VI. The Greek reality and the revolutionary industrial groups

  1. In Greece today worker syndicalism has really got bogged down.

  2. After the repression of the industrial movement in [Greek factories] Pitsos, A.E.G., Eskimo, etc. and of the masons’ movement (23 July — 25 May) the opportunity for the development of direct action in production sites that had been opened was in fact lost, with the consequence that these days the workers limit themselves to the ghost of mediatory syndicalism which is actualized in the background by the reformist syndicalist unions’ administration councils.
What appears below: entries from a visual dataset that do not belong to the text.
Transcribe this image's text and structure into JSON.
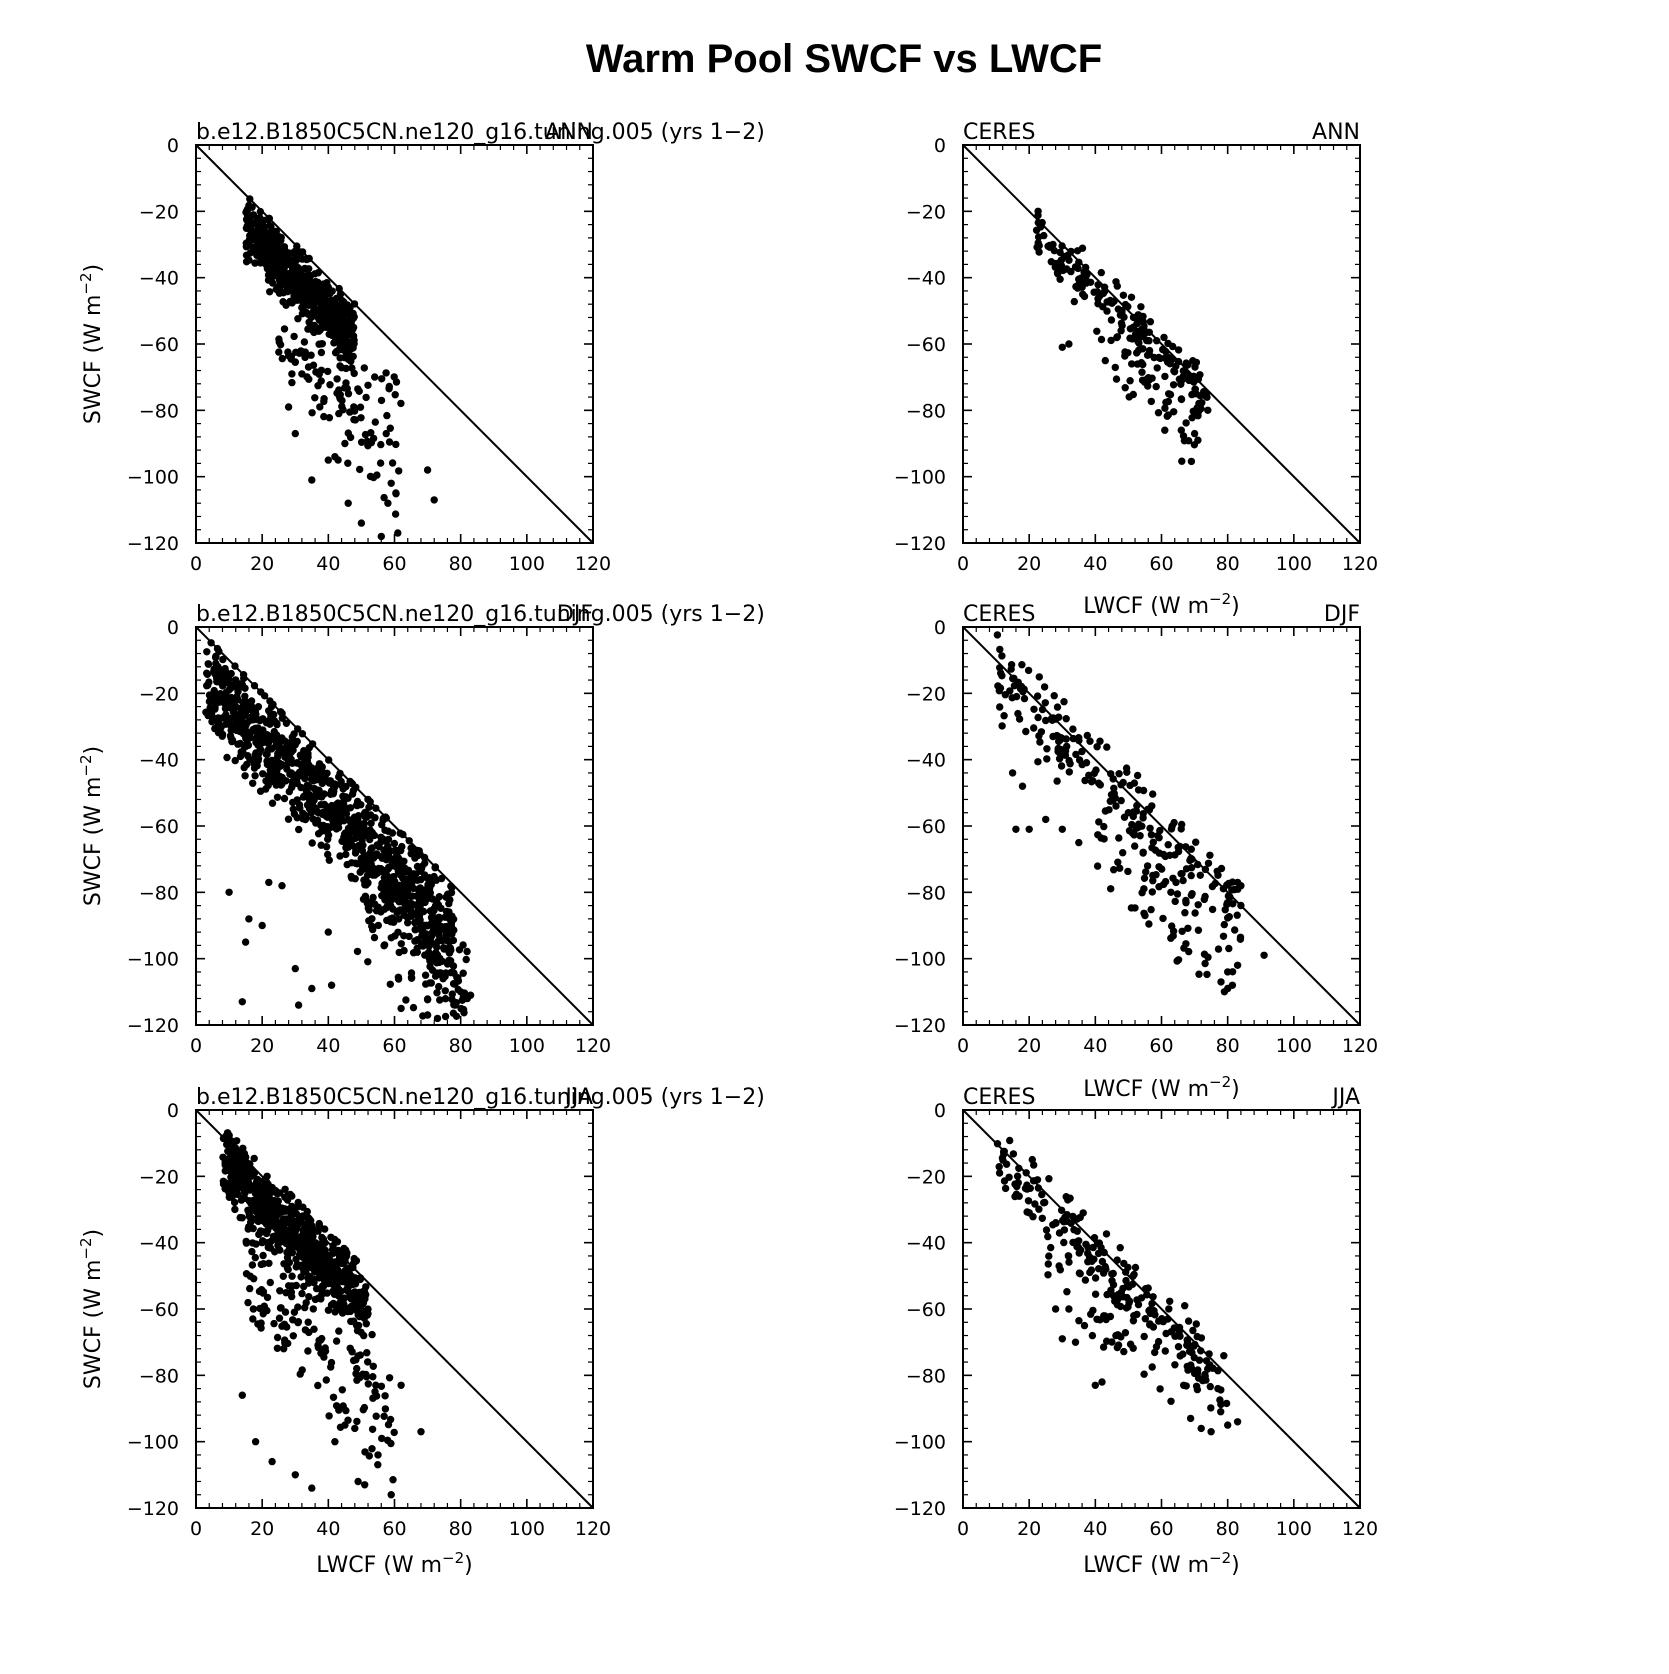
{
  "chart_data": {
    "title": "Warm Pool SWCF vs LWCF",
    "type": "scatter",
    "xlim": [
      0,
      120
    ],
    "ylim": [
      -120,
      0
    ],
    "xticks": [
      0,
      20,
      40,
      60,
      80,
      100,
      120
    ],
    "yticks": [
      0,
      -20,
      -40,
      -60,
      -80,
      -100,
      -120
    ],
    "xlabel": "LWCF (W m",
    "ylabel": "SWCF (W m",
    "unit_superscript": "−2",
    "reference_line": "y = -x",
    "grid": false,
    "panels": [
      {
        "id": "model-ann",
        "left_label": "b.e12.B1850C5CN.ne120_g16.tuning.005 (yrs 1−2)",
        "right_label": "ANN",
        "clusters": [
          {
            "n": 600,
            "x": [
              15,
              48
            ],
            "off": [
              -18,
              -2
            ]
          },
          {
            "n": 130,
            "x": [
              25,
              62
            ],
            "off": [
              -48,
              -12
            ]
          }
        ],
        "points": [
          [
            28,
            -79
          ],
          [
            30,
            -87
          ],
          [
            70,
            -98
          ],
          [
            72,
            -107
          ],
          [
            50,
            -114
          ],
          [
            56,
            -118
          ],
          [
            61,
            -117
          ],
          [
            46,
            -108
          ],
          [
            35,
            -101
          ],
          [
            58,
            -108
          ],
          [
            59,
            -102
          ],
          [
            29,
            -69
          ],
          [
            32,
            -69
          ],
          [
            40,
            -95
          ],
          [
            45,
            -90
          ]
        ]
      },
      {
        "id": "obs-ann",
        "left_label": "CERES",
        "right_label": "ANN",
        "clusters": [
          {
            "n": 190,
            "x": [
              22,
              74
            ],
            "off": [
              -10,
              3
            ]
          },
          {
            "n": 45,
            "x": [
              40,
              70
            ],
            "off": [
              -26,
              -8
            ]
          }
        ],
        "points": [
          [
            30,
            -61
          ],
          [
            32,
            -60
          ],
          [
            51,
            -66
          ],
          [
            43,
            -65
          ],
          [
            61,
            -86
          ],
          [
            66,
            -86
          ],
          [
            70,
            -87
          ],
          [
            71,
            -89
          ],
          [
            74,
            -80
          ]
        ]
      },
      {
        "id": "model-djf",
        "left_label": "b.e12.B1850C5CN.ne120_g16.tuning.005 (yrs 1−2)",
        "right_label": "DJF",
        "clusters": [
          {
            "n": 950,
            "x": [
              3,
              78
            ],
            "off": [
              -26,
              -2
            ]
          },
          {
            "n": 160,
            "x": [
              45,
              82
            ],
            "off": [
              -45,
              -12
            ]
          }
        ],
        "points": [
          [
            6,
            -11
          ],
          [
            9,
            -16
          ],
          [
            14,
            -113
          ],
          [
            15,
            -95
          ],
          [
            16,
            -88
          ],
          [
            20,
            -90
          ],
          [
            22,
            -77
          ],
          [
            30,
            -103
          ],
          [
            31,
            -114
          ],
          [
            35,
            -109
          ],
          [
            41,
            -108
          ],
          [
            40,
            -92
          ],
          [
            62,
            -115
          ],
          [
            70,
            -117
          ],
          [
            73,
            -118
          ],
          [
            80,
            -110
          ],
          [
            82,
            -112
          ],
          [
            83,
            -111
          ],
          [
            10,
            -80
          ],
          [
            26,
            -78
          ]
        ]
      },
      {
        "id": "obs-djf",
        "left_label": "CERES",
        "right_label": "DJF",
        "title_center": "LWCF (W m",
        "clusters": [
          {
            "n": 220,
            "x": [
              10,
              84
            ],
            "off": [
              -14,
              6
            ]
          },
          {
            "n": 65,
            "x": [
              40,
              82
            ],
            "off": [
              -32,
              -8
            ]
          }
        ],
        "points": [
          [
            16,
            -61
          ],
          [
            20,
            -61
          ],
          [
            25,
            -58
          ],
          [
            30,
            -61
          ],
          [
            35,
            -65
          ],
          [
            15,
            -44
          ],
          [
            18,
            -48
          ],
          [
            55,
            -87
          ],
          [
            79,
            -110
          ],
          [
            80,
            -109
          ],
          [
            83,
            -102
          ],
          [
            91,
            -99
          ],
          [
            80,
            -104
          ],
          [
            78,
            -107
          ],
          [
            84,
            -78
          ],
          [
            83,
            -77
          ],
          [
            69,
            -67
          ]
        ]
      },
      {
        "id": "model-jja",
        "left_label": "b.e12.B1850C5CN.ne120_g16.tuning.005 (yrs 1−2)",
        "right_label": "JJA",
        "clusters": [
          {
            "n": 700,
            "x": [
              8,
              52
            ],
            "off": [
              -16,
              1
            ]
          },
          {
            "n": 170,
            "x": [
              15,
              60
            ],
            "off": [
              -48,
              -12
            ]
          }
        ],
        "points": [
          [
            13,
            -14
          ],
          [
            14,
            -15
          ],
          [
            9,
            -22
          ],
          [
            10,
            -25
          ],
          [
            14,
            -86
          ],
          [
            18,
            -100
          ],
          [
            23,
            -106
          ],
          [
            30,
            -110
          ],
          [
            35,
            -114
          ],
          [
            49,
            -112
          ],
          [
            51,
            -113
          ],
          [
            59,
            -116
          ],
          [
            62,
            -83
          ],
          [
            68,
            -97
          ],
          [
            55,
            -104
          ],
          [
            42,
            -100
          ],
          [
            45,
            -95
          ]
        ]
      },
      {
        "id": "obs-jja",
        "left_label": "CERES",
        "right_label": "JJA",
        "title_center": "LWCF (W m",
        "clusters": [
          {
            "n": 210,
            "x": [
              10,
              80
            ],
            "off": [
              -12,
              4
            ]
          },
          {
            "n": 55,
            "x": [
              25,
              70
            ],
            "off": [
              -30,
              -10
            ]
          }
        ],
        "points": [
          [
            17,
            -26
          ],
          [
            20,
            -31
          ],
          [
            28,
            -60
          ],
          [
            30,
            -69
          ],
          [
            40,
            -83
          ],
          [
            42,
            -82
          ],
          [
            72,
            -96
          ],
          [
            75,
            -97
          ],
          [
            80,
            -95
          ],
          [
            83,
            -94
          ],
          [
            67,
            -59
          ],
          [
            34,
            -70
          ],
          [
            32,
            -60
          ]
        ]
      }
    ]
  }
}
  3. In parallel, the capital was re-organized, renovating and completing the repression apparatus against the labour movement. For instance, the black-legging machine, employment law, MAT [riot police], persecution of syndicalists, mass layoffs, etc. resulting in open direct action being impossible in today’s places of production.

  4. In this situation the only solution is the promotion of revolutionary groups within the places of production that will rally the revolutionist workers whose aim will be the advancement of direct action.

  5. We believe that these groups’ action will focus on: a) prevailing over reformist syndicalism and revealing its hagglings with the bosses, b) forging ahead revolutionary forms of praxis such as fierce strikes, occupations, sabotage of production, etc., and c) propagandizing decision-making by the workers themselves by the agency of the general assemblies and beating the belief in representation.

  6. Here we ought to make it clear that in no way we believe that these groups can replace the real organizations of workers in production sites.

    [Translator’s note: zymosis in the next paragraph means the development and spread of political maturity amongst the workers].

  7. These groups with their action are the zymosis’ catalysts for the advancement of class struggle by direct action.